Evlilikte denklik mühimdir. İslâm hukukunda buna (küfüv) tabiri kullanılmaktadır ki, tarafların terazinin iki gözü gibi birbirine eşit seviyede olmaları şeklinde düşünülebilir. Ancak böylesine denklik bilmem kaçta kaç çiftte bulunur? Mutlaka bir tarafta bir konuda ağırlık, diğer tarafta da başka konularda ağırlık söz konusu olmaktadır.
Bu hususta mühim olanı, tarafların dindarlıkta denklik sağlamaları, hayatın temel mefhumlarında aynı anlayış ve inanış içinde olmalarıdır.
Şayet dindarlıkta denklik yoksa, birinin haram deyip uzak kaldığına öteki, “Bunda ne var, çağın icabıdır.”diyerek tercih etme temayülünde ise burada durup düşünmek gerek. Zira bu temel konuda ayrılık ileride birçok konularda da ayrılıkların olacağına işarettir. Böylesine köklü ayrılıklar, tarafları mutlu ve bahtiyar olacakları bir hayata götürmez. Biri başörtüsünün farz olduğunu düşünüyor, öteki ise açıklığın çağın gereği olduğunu söylüyor, mesele yapılmaması icap ettiğini ileri sürüyorsa denklik yok, farklılık var demektir.

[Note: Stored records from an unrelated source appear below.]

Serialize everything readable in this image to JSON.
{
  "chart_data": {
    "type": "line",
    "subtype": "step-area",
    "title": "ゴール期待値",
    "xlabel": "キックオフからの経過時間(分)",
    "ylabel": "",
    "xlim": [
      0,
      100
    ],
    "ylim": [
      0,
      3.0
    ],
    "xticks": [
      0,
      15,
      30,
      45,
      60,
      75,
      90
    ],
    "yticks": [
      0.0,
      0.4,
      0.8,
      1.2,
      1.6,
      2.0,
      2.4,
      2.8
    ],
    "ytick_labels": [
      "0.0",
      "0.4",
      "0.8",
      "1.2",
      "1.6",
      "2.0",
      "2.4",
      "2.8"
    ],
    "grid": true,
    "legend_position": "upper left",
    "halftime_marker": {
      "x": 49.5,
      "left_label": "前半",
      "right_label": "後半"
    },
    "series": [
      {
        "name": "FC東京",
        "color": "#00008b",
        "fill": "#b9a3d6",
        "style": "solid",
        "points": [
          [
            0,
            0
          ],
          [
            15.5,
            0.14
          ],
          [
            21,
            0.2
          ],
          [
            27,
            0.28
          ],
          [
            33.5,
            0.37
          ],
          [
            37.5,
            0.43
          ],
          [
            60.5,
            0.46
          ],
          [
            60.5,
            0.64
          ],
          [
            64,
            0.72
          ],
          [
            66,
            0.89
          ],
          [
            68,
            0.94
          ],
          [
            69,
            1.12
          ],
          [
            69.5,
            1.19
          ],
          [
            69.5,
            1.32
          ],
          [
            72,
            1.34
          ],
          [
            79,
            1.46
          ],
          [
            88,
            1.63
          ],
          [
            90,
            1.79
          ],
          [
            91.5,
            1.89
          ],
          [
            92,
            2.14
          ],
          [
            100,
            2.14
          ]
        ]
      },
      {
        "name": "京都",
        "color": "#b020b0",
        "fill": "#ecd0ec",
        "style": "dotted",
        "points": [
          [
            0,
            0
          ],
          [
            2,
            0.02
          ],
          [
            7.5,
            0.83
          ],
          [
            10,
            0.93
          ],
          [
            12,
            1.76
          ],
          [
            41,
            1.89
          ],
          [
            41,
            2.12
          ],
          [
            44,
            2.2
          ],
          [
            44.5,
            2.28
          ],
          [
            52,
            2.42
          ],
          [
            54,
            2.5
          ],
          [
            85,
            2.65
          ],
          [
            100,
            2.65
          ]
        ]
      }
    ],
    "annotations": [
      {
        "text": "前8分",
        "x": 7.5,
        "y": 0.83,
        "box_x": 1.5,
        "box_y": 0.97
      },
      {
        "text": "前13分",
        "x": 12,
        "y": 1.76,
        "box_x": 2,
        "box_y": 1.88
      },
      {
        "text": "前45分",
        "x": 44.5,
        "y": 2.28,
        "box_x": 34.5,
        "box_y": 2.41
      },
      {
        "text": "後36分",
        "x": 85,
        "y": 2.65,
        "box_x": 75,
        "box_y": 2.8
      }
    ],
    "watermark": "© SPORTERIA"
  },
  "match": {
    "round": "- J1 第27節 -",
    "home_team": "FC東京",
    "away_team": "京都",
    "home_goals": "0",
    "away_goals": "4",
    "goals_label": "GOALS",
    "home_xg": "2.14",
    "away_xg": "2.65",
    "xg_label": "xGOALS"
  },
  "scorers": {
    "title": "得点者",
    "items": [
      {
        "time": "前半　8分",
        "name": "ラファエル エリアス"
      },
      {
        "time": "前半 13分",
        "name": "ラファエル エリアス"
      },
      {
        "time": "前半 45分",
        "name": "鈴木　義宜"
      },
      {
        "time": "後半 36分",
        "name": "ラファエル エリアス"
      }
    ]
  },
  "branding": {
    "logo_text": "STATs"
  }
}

Bu gibi hayati konular baştan iyi konuşulup tartışılmalı, sonundaki pişmanlığın pahalıya mal olacağını baştan iyi bilmelidir.
Bazı gençler gençlik gereği hislerine mağlup oluyor, zamanı gelince onları da yaparım diyor, ileride istediğim gibi İslâmî giyime girecek, dinî hayata başlayacak, diyerek bir başlangıç yapıyorlar. Tabii hislerinin baskısı geçip gerçek hayat anlayışlarıyla birbirine muhatap olmaya başlayınca bir sıkıntı da başlıyor.
Bu defa da, “Ne yapacağız?” diye çare aramaya yöneliyorlar. Tabii iş işten geçtikten sonra.
Bana gelen sızlanmalardan anladığıma göre bazı gençlerimiz şampuan kurbanı. Bazıları da dar pantolon hayranı. Kimileri de makyaj ve boyanın mağlubu. Tabii yağmur yağıyor, boya dökülüyor, süs bozuluyor, gerçek çehre olanca netliğiyle meydana çıkıyor. Bu defa da “Vay sen böyle miydin?” gibilerden feryat başlıyor. Bundan sonrası iki tarafın da sızlanışı, feryat ve figanı şeklinde gelişiyor.
İşte bunun içindir ki, gençler tek başlarına karar vermemelidirler. Çünkü gençler hislerinin etkisinden kurtulamaz, denkliğin var olup olmadığını tespitte yanılabilirler.
Gerçi son söz yine kendilerinin olacaktır, bunda kimsenin şüphesi yoktur. Ama kendilerinin bilemeyecekleri, anlayamayacakları birtakım özellikleri tecrübe sahibi ana–babalar daha yakından tespit edip anlayabilirler. Öyle ise yaşlıları devreden çıkarmamalılar. Denklik var mı, yok mu, onların gözüyle de tespite çalışmalılar.
Zaten ana–babadan gizli evlilik hiçbir zaman tavsiye edilmez. İmam–ı Şafii’de, velilerin izni olmadan nikah yapılamaz. Hanefi’de ise, denklik olmadan nikah yapılmışsa ana–baba buna mani olabilir, müdahale hakkını kullanabilir.
Sonra Efendimiz (sav) de tavsiyede bulunmuş: “Nikahınınızı ilan edin, def çalarak da olsa etrafa duyurun.” buyurmuştur. Sözün özü, sonraki pişmanlık pahalıya patlamaktadır. Çünkü yaz bitince yapraklar dökülüyor, ağaçlar öz varlıklarıyla meydana çıkıyorlar. Meyvesiz ağaçlar ise sadece odun oluyorlar.